SB : Pour lui, un référendum serait « irresponsable ». Pour elle, ne pas l'organiser serait « scandaleux ».

RR : Lui, c'est Boris Johnson, le Premier ministre britannique. Et elle, c'est Nicola Sturgeon, la Première ministre écossaise dont le parti indépendantiste vient de remporter les élections locales. Après cette victoire, Nicola Sturgeon souhaite l'organisation d'un référendum d'autodétermination pour l'Écosse pour que le pays puisse quitter le Royaume-Uni. Ce que Londres qualifie donc d'irresponsable. Si les deux camps ne parviennent pas à s'entendre, le conflit pourrait se régler devant la justice.

SB : C’est finalement dans l’océan Indien que les restes de la fusée chinoise Longue marche 5B ont atterri.

RR : C'est ce que déclare les autorités chinoises. Une grande partie du premier étage de la fusée s’est désintégré en entrant dans l'atmosphère, après avoir mis en orbite le module principal de la future station spatiale chinoise. La chute de ces débris a suscité beaucoup d’inquiétude, ces derniers jours, et la trajectoire de l’épave a été suivie de près par les internautes. À Pékin, correspondance de Stéphane Lagarde.
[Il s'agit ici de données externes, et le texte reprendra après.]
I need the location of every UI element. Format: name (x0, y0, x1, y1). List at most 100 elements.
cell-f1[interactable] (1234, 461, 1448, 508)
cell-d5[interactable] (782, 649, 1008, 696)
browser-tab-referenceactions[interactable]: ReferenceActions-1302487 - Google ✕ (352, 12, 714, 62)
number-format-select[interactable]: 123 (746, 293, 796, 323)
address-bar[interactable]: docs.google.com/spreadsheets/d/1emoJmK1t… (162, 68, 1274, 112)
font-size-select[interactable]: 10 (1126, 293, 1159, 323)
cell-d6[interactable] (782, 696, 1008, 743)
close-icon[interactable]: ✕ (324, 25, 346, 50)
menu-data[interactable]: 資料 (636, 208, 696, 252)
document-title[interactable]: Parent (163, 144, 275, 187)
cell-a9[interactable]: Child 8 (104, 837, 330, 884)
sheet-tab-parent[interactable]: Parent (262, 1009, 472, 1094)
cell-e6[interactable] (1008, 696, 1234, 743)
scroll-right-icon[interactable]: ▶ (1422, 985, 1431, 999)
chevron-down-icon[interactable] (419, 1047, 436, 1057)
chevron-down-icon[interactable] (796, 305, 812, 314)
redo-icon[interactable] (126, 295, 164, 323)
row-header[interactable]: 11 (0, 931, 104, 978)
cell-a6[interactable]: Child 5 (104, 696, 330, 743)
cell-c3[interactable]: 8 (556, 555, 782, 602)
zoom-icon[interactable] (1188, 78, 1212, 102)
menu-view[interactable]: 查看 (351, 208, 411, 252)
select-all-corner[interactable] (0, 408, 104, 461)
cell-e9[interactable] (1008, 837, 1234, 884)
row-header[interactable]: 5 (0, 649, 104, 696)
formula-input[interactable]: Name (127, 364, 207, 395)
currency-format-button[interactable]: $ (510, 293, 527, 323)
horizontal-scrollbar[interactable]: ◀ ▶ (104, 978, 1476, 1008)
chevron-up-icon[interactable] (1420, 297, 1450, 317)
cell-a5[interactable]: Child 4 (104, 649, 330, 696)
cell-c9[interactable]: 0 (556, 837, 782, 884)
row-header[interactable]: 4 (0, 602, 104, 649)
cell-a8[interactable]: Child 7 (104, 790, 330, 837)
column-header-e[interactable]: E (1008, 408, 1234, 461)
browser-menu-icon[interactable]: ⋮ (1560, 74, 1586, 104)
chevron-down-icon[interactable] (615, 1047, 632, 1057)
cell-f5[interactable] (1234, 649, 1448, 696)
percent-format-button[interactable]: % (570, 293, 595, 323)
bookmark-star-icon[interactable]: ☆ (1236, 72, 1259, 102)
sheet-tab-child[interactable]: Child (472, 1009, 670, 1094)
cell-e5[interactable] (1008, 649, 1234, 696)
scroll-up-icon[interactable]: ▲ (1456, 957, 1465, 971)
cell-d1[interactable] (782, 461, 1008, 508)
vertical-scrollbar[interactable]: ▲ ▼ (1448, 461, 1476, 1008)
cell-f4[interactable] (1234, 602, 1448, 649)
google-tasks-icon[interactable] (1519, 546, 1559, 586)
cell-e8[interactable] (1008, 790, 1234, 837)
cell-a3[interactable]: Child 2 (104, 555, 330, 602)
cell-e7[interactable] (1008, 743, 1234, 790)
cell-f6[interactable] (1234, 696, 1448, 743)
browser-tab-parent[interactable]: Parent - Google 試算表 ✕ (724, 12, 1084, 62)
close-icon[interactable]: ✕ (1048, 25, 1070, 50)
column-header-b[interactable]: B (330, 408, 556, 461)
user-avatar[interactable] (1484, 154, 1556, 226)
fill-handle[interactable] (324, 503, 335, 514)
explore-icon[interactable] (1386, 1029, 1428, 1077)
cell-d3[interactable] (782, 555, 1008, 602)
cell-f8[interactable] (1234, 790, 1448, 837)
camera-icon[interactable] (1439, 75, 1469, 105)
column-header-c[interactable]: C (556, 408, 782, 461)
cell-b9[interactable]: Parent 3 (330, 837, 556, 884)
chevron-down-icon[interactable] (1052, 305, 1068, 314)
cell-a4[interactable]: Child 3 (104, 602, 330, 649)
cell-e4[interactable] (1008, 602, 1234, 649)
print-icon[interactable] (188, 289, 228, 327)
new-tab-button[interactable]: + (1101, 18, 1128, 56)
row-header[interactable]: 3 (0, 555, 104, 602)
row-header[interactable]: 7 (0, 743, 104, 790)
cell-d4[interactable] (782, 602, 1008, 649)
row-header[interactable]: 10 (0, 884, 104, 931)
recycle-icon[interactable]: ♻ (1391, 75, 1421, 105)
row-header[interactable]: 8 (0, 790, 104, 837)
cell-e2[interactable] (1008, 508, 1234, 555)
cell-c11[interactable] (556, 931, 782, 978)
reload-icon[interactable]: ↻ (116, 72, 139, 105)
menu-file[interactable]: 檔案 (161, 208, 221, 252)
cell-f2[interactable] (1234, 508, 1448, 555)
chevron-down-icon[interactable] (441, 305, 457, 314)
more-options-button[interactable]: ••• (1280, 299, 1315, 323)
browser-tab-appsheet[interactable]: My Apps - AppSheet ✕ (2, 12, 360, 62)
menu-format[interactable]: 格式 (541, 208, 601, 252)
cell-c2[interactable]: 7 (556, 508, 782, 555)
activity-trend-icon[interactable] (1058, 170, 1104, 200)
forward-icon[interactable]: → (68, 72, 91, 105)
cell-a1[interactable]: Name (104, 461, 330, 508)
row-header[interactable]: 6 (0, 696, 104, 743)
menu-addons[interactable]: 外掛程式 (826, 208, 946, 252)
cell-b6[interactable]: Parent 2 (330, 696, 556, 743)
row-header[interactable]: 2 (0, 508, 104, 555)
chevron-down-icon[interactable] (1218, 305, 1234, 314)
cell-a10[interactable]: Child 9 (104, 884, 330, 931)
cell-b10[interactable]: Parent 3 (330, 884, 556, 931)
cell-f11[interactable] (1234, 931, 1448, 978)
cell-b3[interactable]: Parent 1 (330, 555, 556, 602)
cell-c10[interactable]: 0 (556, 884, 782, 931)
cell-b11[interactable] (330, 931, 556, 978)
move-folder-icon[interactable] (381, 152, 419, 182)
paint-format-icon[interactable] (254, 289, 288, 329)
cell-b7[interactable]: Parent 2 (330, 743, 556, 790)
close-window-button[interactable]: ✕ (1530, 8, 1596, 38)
Les claviers en alerte et les yeux rougis par les pixels, les passionnés du ciel ont scruté avec attention ces dernières heures les informations venues de Chine, après une semaine anxieuse à se demander où retomberait ce gros morceau -33 mètres de long, plus de 20 tonnes- de la fusée Longue marche 5B. Le CMS, le bureau chinois du génie spatial habité a indiqué que la trainée de débris était sortie de son orbite au-dessus de la Méditerranée. Où est l’épave de la fusée ? Certains l’ont imaginé au-dessus de la Jordanie, de l’Afrique du Nord ou de la Tasmanie, avant que les médias d’État chinois ne publient le point d’impact : « Les restes de la fusée Longue marche 5B ont réintégré l’atmosphère terrestre à 72,47° de longitude est et 2,65° de latitude nord à 10h24 précisément, heure de Pékin, affirme le Quotidien du Peuple, sur une zone ouverte au-dessus de l’océan Indien. » La plupart des débris ayant brulé lors de leur rentrée. Ces derniers jours des voix, notamment aux États-Unis, se sont élevés contre un choix de largage rendant aléatoire le retour des étages de la fusée. « La probabilité que cette rentrée puisse nuire aux activités aériennes et au sol est extrêmement faible », a alors répondu la diplomatie chinoise. Stéphane Lagarde, Pékin, RFI.

RR : En football, la 36e journée de Ligue 1 en France. Le PSG doit s'imposer à Rennes, ce soir, pour rester dans la course au titre, derrière le leader Lille. La seconde mi-temps a commencé et le score est en faveur du PSG, un penalty marqué par Neymar dans les arrêts de jeu de la première mi-temps.

C’est la fin de ce Journal en français facile.